Anna n’eut pas le temps de réagir.

— Je te vois ! s’écria Lauren. Si tu crois que tu vas te débiner comme ça et me planter maintenant ? Tu te rends compte que tu passes la plupart de tes soirées toute seule, comme une grand-mère ! Tu sais, je me demande si tu as fait le bon choix en venant t’enterrer ici…

— Oh, pitié, Lauren ! J’ai l’impression d’entendre mon père !

— Mais si tu continues comme ça, tu vas finir ta vie toute seule, Anna !

Anna éclata de rire et sortit de sa voiture. Si on lui avait donné une pièce de monnaie chaque fois qu’elle s’était entendu dire cela, elle nagerait aujourd’hui dans une piscine remplie d’argent. Elle était cependant bien obligée d’avouer qu’à ce stade, elle ne pouvait pas donner tort à Lauren : elle était fraîchement divorcée, sans enfant, et vivait seule à Orphea.

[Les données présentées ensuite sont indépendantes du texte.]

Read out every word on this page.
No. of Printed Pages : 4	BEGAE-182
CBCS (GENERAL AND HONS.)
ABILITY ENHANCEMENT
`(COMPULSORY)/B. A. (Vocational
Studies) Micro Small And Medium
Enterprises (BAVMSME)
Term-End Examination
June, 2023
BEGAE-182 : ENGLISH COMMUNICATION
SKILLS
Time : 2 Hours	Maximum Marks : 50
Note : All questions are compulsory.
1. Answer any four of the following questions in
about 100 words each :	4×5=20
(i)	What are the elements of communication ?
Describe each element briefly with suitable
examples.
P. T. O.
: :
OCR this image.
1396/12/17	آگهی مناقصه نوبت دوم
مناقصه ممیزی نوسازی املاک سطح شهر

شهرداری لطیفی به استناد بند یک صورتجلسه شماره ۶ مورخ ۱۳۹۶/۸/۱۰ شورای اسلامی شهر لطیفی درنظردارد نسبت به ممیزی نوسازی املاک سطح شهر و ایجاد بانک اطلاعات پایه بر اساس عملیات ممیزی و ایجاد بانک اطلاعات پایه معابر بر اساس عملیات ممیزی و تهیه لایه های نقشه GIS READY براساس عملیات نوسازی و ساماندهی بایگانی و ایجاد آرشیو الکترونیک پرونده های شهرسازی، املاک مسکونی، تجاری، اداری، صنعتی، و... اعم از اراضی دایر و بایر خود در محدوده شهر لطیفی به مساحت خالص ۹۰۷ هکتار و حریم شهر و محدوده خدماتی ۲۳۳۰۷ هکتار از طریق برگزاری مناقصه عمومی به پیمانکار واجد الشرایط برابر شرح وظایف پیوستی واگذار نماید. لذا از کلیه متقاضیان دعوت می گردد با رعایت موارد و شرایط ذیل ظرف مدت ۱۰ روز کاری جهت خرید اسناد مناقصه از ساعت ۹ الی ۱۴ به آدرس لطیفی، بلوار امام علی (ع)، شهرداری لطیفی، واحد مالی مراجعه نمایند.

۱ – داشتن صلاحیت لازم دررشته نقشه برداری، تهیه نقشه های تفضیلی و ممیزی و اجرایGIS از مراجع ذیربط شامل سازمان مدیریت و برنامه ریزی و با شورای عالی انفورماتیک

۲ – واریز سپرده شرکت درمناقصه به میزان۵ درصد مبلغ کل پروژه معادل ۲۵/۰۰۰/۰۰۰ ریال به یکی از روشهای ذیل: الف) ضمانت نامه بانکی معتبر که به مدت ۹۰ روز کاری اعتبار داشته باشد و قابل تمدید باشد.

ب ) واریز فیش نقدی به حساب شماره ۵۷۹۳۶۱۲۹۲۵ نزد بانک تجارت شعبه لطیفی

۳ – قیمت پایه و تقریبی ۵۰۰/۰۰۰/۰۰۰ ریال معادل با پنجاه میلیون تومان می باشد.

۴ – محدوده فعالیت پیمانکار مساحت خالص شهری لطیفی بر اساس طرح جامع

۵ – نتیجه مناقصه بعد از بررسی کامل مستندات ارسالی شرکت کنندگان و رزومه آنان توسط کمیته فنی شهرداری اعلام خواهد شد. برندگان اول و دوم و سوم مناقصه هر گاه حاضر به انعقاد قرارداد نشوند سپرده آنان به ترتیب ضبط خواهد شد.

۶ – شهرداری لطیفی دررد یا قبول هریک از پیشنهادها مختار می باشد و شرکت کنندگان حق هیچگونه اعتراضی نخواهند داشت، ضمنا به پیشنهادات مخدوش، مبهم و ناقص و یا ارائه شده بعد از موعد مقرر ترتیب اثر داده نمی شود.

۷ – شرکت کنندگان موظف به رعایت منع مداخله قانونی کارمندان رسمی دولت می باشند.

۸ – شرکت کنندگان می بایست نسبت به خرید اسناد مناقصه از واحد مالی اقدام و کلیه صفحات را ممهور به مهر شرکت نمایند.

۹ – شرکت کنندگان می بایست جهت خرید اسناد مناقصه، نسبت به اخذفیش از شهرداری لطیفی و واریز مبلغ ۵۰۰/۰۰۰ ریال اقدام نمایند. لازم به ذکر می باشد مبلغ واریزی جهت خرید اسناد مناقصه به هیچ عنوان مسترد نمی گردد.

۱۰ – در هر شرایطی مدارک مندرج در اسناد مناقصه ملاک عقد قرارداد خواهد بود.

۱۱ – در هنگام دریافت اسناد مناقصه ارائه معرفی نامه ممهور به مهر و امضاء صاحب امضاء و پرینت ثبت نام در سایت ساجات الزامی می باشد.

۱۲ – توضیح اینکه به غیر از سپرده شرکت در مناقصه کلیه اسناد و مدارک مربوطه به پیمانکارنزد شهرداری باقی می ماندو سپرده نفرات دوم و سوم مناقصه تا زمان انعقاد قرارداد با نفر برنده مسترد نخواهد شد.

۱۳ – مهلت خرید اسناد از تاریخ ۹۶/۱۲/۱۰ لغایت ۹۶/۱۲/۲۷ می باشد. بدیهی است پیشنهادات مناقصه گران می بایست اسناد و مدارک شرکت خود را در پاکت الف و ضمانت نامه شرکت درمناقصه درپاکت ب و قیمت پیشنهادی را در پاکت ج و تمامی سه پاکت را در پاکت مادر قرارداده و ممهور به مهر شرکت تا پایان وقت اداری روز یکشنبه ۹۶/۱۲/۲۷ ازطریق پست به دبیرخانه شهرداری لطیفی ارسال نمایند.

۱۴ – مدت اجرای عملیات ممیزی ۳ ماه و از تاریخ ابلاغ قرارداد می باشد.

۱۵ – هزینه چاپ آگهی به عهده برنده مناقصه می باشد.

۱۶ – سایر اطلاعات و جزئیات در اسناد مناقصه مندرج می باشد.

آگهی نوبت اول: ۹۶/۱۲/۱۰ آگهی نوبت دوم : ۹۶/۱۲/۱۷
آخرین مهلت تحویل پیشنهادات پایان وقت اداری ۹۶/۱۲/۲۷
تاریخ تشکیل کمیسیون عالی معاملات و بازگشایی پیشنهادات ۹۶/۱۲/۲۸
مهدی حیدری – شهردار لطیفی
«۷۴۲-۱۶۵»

Selon Lauren, la cause des échecs amoureux successifs d’Anna était double : ils tenaient d’une part à son manque de bonne volonté, et d’autre part à son métier qui « faisait peur aux hommes ». « Je ne leur dis jamais d’avance ce que tu fais dans la vie, avait expliqué Lauren à plusieurs reprises en parlant à Anna des rendez-vous qu’elle lui arrangeait. Je pense que ça les intimide. »

Anna rejoignit la terrasse. Le candidat du jour s’appelait Josh. Il avait cet air affreux des hommes trop sûrs d’eux. Il salua Anna en la dévorant des yeux de façon gênante, soufflant d’une haleine fatiguée. Elle sut aussitôt que ce ne serait pas ce soir-là qu’elle rencontrerait le prince charmant.

* * *

— Nous sommes très inquiets, capitaine Rosenberg, me dirent à l’unisson Trudy et Dennis Mailer, les parents de Stephanie, dans le salon de leur coquette maison de Sag Harbor.

— J’ai téléphoné à Stephanie lundi matin, expliqua Trudy Mailer. Elle m’a dit qu’elle était à une réunion de rédaction au journal et qu’elle me rappellerait. Elle ne l’a jamais fait.

— Stephanie rappelle toujours, assura Dennis Mailer.

J’avais immédiatement compris pourquoi les parents Mailer avaient pu agacer la police. Avec eux, tout prenait une dimension dramatique, même le café que j’avais refusé en arrivant :

— Vous n’aimez pas le café ? s’était désespérée Trudy Mailer.

— Vous voulez peut-être du thé ? avait demandé Dennis Mailer.

Parvenant finalement à capter leur attention, j’avais pu leur poser quelques questions préliminaires. Stephanie avait-elle des problèmes ? Non, ils étaient catégoriques. Se droguait-elle ? Non plus. Avait-elle un fiancé ? Un petit ami ? Pas qu’ils sachent. Y aurait-il eu une raison pour qu’elle disparaisse de la circulation ? Aucune.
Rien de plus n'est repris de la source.